Inspired by the 1998 graphic novel of the same name, this revenge story set in the gangster world of the Great Depression found widespread critical acclaim and six Academy Award nominations. Although some have found “Road to Perdition” a bit cold and distant, this mood fits its story of a mob enforcer intent on settling the score with the gangster that killed most of his family. And, brilliant performances by Paul Newman, Tom Hanks and Daniel Craig make up for any failings.

#7: “Scott Pilgrim vs. the World” (2010)

While this film disappointed at the box office, it did not disappoint its core fan base – otherwise known as the readers of Bryan Lee O’Malley’s “Scott Pilgrim” graphic stories – and it has developed a fervent cult following since its release on DVD. The plot deals with young Canadian musician Scott Pilgrim as he battles the seven evil exes of Ramona, the girl of his dreams. Funny, quirky and inventive, “Scott Pilgrim vs. the World” is filled with eye-popping moments that stick and linger in the memory.

#6: “Ghost World” (2001)

The deadpan sarcasm of Daniel Clowes’ graphic novel was translated perfectly to the screen in Terry Zwigoff’s film version. Thora Birch beautifully captured her character’s sense of sad alienation and a young Scarlett Johansson is terrific as her friend who needs to move on. Zwigoff’s film makes some changes to the source, but it keeps the melancholic, poetic atmosphere intact. “Ghost World’ is technically a coming of age film – but it’s also so much more.

#5: “Watchmen” (2009)

It’s impossible to cram all of Alan Moore and Dave Gibbons’ groundbreaking and complex graphic novel into 161 minutes – but Zack Snyder’s film is still impressive and packs a wallop. Yes, it makes some changes that purists will balk at; but those willing to meet it on its own cinematic terms will find “Watchmen” a glorious exploration of what it means to be a superhero; it’s both cerebral and excitingly visceral.

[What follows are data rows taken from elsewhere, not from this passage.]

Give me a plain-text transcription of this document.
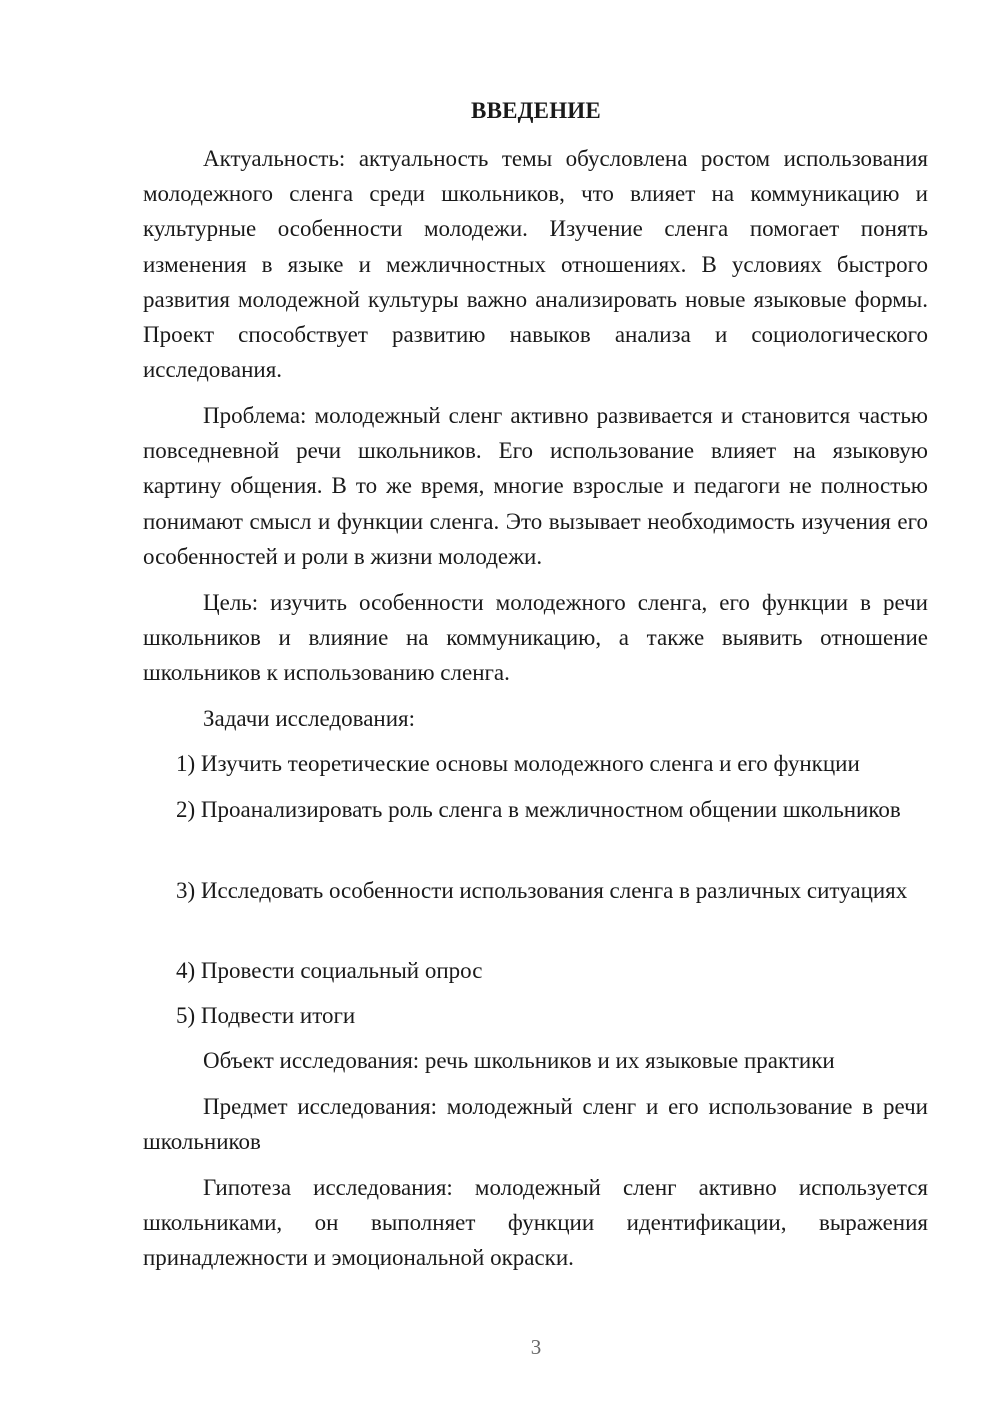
ВВЕДЕНИЕ

Актуальность: актуальность темы обусловлена ростом использования молодежного сленга среди школьников, что влияет на коммуникацию и культурные особенности молодежи. Изучение сленга помогает понять изменения в языке и межличностных отношениях. В условиях быстрого развития молодежной культуры важно анализировать новые языковые формы. Проект способствует развитию навыков анализа и социологического исследования.

Проблема: молодежный сленг активно развивается и становится частью повседневной речи школьников. Его использование влияет на языковую картину общения. В то же время, многие взрослые и педагоги не полностью понимают смысл и функции сленга. Это вызывает необходимость изучения его особенностей и роли в жизни молодежи.

Цель: изучить особенности молодежного сленга, его функции в речи школьников и влияние на коммуникацию, а также выявить отношение школьников к использованию сленга.

Задачи исследования:

1) Изучить теоретические основы молодежного сленга и его функции

2) Проанализировать роль сленга в межличностном общении школьников

3) Исследовать особенности использования сленга в различных ситуациях

4) Провести социальный опрос

5) Подвести итоги

Объект исследования: речь школьников и их языковые практики

Предмет исследования: молодежный сленг и его использование в речи школьников

Гипотеза исследования: молодежный сленг активно используется школьниками, он выполняет функции идентификации, выражения принадлежности и эмоциональной окраски.

3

#4: “V for Vendetta” (2006)

To topple a fascist dystopia, anarchy may be the best means; that’s clear from both the film of “V for Vendetta” and the Alan Moore source material. The graphic novel is perhaps subtler and more nuanced, but it lacks the galvanizing presence of Hugo Weaving and Natalie Portman’s engrossing performance. “V for Vendetta” raises many important issues, but it also never skimps on the excitement and offers plenty of intriguing visuals.

#3: “Sin City” (2005)

Many comics are brought to the screen with care taken to disguise their origins; “Sin City” revels in its source, creating a look that screams out comic arts while never neglecting the needs of the movie medium. Director Robert Rodriguez is perfectly in tune with creator Frank Miller’s sensibility; the result is brash, bold and brutal – and utterly mesmerizing. “Sin City” may be too stark for some viewers, but those who “get” it will be richly rewarded.

#2: “A History of Violence” (2005)

Director David Cronenberg is associated with shocking horror; there’s plenty of tension and fear here, but he’s operating in a low-key mode that is exactly what this graphic novel adaptation calls for. A man is thrust into a violent confrontation, resulting in the revelation of his own criminal past – and raising questions about the nature of both individuals and the communities of which they are a part. Heady stuff – but handled with a restless intensity that makes “A History of Violence” totally gripping.

Before we reveal our top pick, here are a few honorable mentions:
- “X-Men: Days of Future Past” (2014)
- “Akira” (1988)
- “Oldboy” (2003)
- “Hellboy” (2004)

#1: “300” (2007)

Frank Miller’s fictionalized telling of the Greco-Persian war was stunningly brought to the screen by Zack Snyder, who got just about everything right. Both the testosterone and the energy levels are pumped right through the roof – and fittingly so. The violence is rampant (also fittingly so), and the pace non-stop. Some may desire deeper characterization, but they miss the point: war is the main character here. Fortunately, that doesn’t stop Gerard Butler from turning in a commanding performance that anchors the film solidly.